Syllable reversals were tested in natural motifs, as well as synthetic motifs in which certain acoustic cues were removed. One type of synthetic motif (noise motif) consisted of the motif amplitude envelope filled with random noise. This type of motif removes any spectral structure of individual syllables, and the main cue that remains is amplitude envelope (short-term loudness cues). A second type of synthetic motif (Schroeder motif) consisted of Schroeder harmonic waveforms in which only fine structure changed when the waveform was temporally reversed (i.e., no pitch or short-term loudness cues). The amplitude envelope and spectrum remained the same across time. However, there were phase changes across frequencies such that the starting phase of each harmonic increased. Thus, there was an upward sweep of phase across frequencies that became a downward sweep when the harmonic was temporally reversed. Examples of a syllable reversal in a natural motif and both synthetic motifs are shown below. In each case, the last syllable G is reversed. Both the waveform of the motif and the spectrogram are shown.

Figure 5. A natural motif in which the last syllable is reversed in time.

Figure 6. A synthetic noise motif in which the last syllable is reversed in time.

Figure 7. A synthetic Schroeder motif in which the last syllable is reversed in time.

Birds are best at temporal reversals of syllables when all acoustic cues are present, in the natural song motif (shown in blue). When spectral structure is removed, but the amplitude envelope remains intact, birds show a decrease in performance but are still able to discriminate most syllable reversals. When only phase information is present, birds perform almost as well as they do on natural motifs. This is surprising, because phase changes take place over milliseconds, whereas envelope changes take place over much slower timescales.

This suggests that birds can use the multiple acoustic cues available to them for the task, but they are best when all cues are available.
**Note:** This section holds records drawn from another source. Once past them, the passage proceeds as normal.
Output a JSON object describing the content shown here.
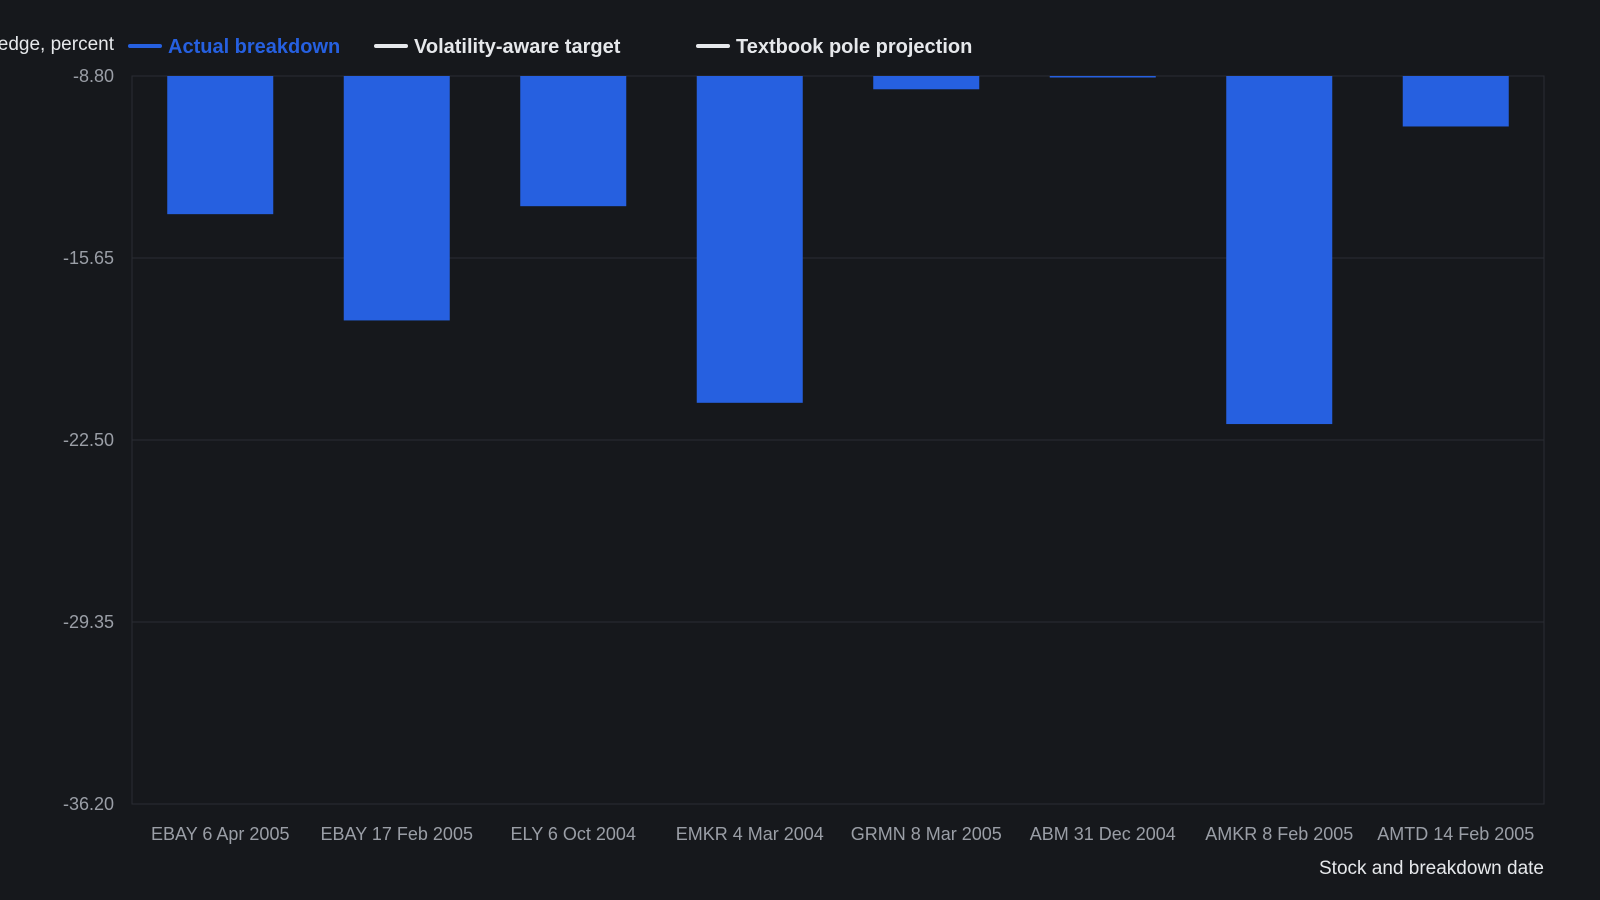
{
  "chart_data": {
    "type": "bar",
    "ylabel": "Breakdown depth below wedge, percent",
    "xlabel": "Stock and breakdown date",
    "ylim": [
      -36.2,
      -8.8
    ],
    "yticks": [
      "-8.80",
      "-15.65",
      "-22.50",
      "-29.35",
      "-36.20"
    ],
    "ytick_values": [
      -8.8,
      -15.65,
      -22.5,
      -29.35,
      -36.2
    ],
    "categories": [
      "EBAY 6 Apr 2005",
      "EBAY 17 Feb 2005",
      "ELY 6 Oct 2004",
      "EMKR 4 Mar 2004",
      "GRMN 8 Mar 2005",
      "ABM 31 Dec 2004",
      "AMKR 8 Feb 2005",
      "AMTD 14 Feb 2005"
    ],
    "series": [
      {
        "name": "Actual breakdown",
        "color": "#2660e0",
        "values": [
          -14.0,
          -18.0,
          -13.7,
          -21.1,
          -9.3,
          -8.85,
          -21.9,
          -10.7
        ]
      }
    ],
    "legend": {
      "placement": "top",
      "items": [
        {
          "label": "Actual breakdown",
          "color": "#2660e0"
        },
        {
          "label": "Volatility-aware target",
          "color": "#e6e8eb"
        },
        {
          "label": "Textbook pole projection",
          "color": "#e6e8eb"
        }
      ]
    },
    "grid": true
  }
}
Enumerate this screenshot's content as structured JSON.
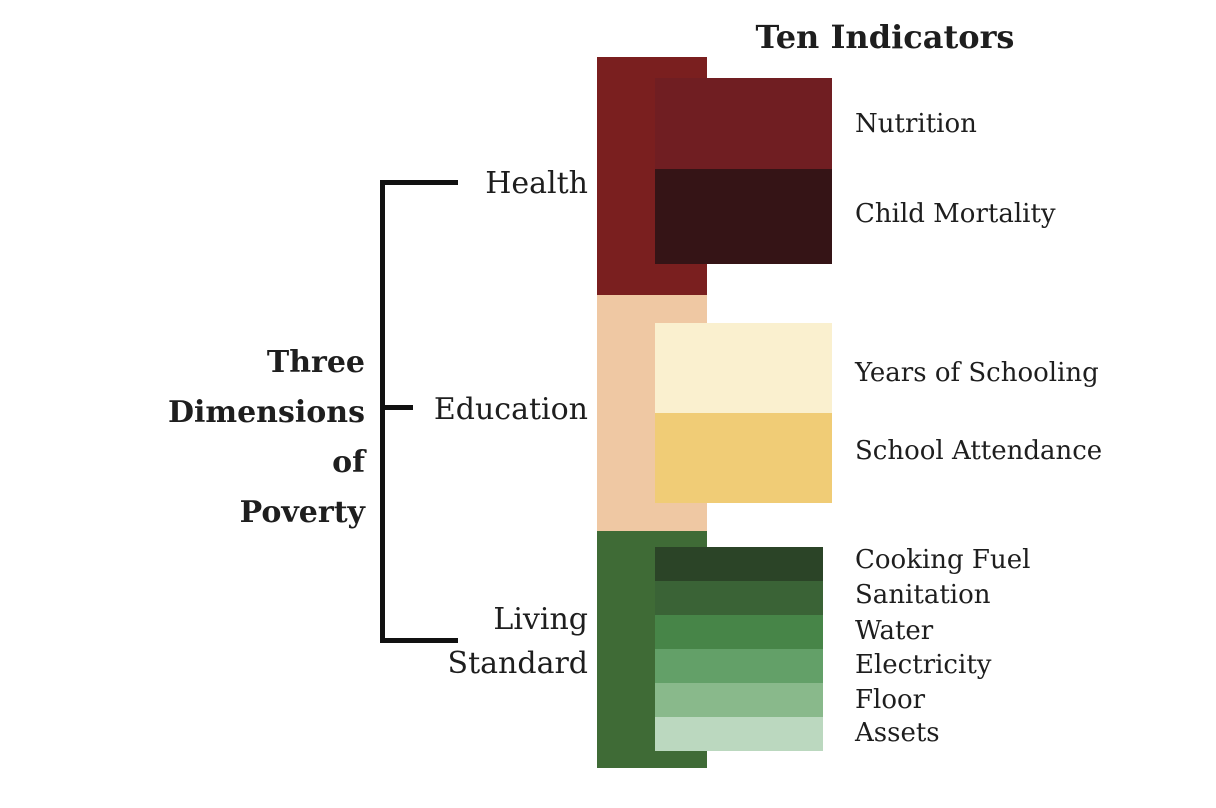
{
  "title": "Ten Indicators",
  "root": {
    "lines": [
      "Three",
      "Dimensions",
      "of",
      "Poverty"
    ]
  },
  "dimensions": [
    {
      "label": "Health",
      "color": "#7a1f1f",
      "indicators": [
        {
          "label": "Nutrition",
          "color": "#701e22"
        },
        {
          "label": "Child Mortality",
          "color": "#351416"
        }
      ]
    },
    {
      "label": "Education",
      "color": "#efc8a3",
      "indicators": [
        {
          "label": "Years of Schooling",
          "color": "#faf0cf"
        },
        {
          "label": "School Attendance",
          "color": "#f0cc76"
        }
      ]
    },
    {
      "label_lines": [
        "Living",
        "Standard"
      ],
      "color": "#3f6b36",
      "indicators": [
        {
          "label": "Cooking Fuel",
          "color": "#2b4427"
        },
        {
          "label": "Sanitation",
          "color": "#3a6336"
        },
        {
          "label": "Water",
          "color": "#478548"
        },
        {
          "label": "Electricity",
          "color": "#63a068"
        },
        {
          "label": "Floor",
          "color": "#89b98b"
        },
        {
          "label": "Assets",
          "color": "#bbd8bf"
        }
      ]
    }
  ]
}
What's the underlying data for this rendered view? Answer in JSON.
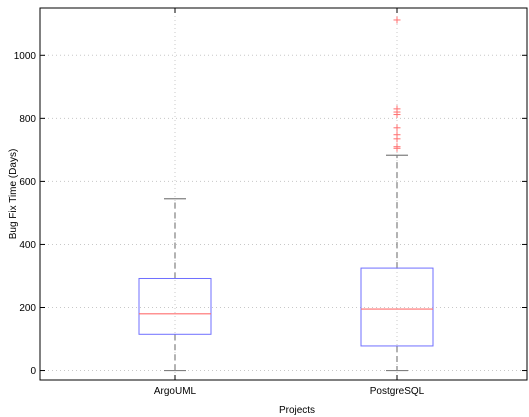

This is reminiscent of human speech, in which there are multiple redundant cues available for speech recognition.However, one difference is that zebra finches are able to use either envelope or temporal fine structure cues alone to discriminate changes in syllables. Humans on the other hand, primarily use envelope cues for speech recognition. Humans can easily understand sentences when the speech envelope is filled with random noise, but cannot understand speech when the envelope is removed.

This ability of zebra finches to use temporal fine structure suggests that it is an important cue for song perception. In human speech perception, temporal fine structure is necessary for understanding speech in noisy environments. Perhaps it serves a similar purpose for zebra finches. Zebra finches live in wooded areas, among many other birds that share similar songs. Perception of temporal fine structure in song may be necessary for singer identification, and transmission of song over distances.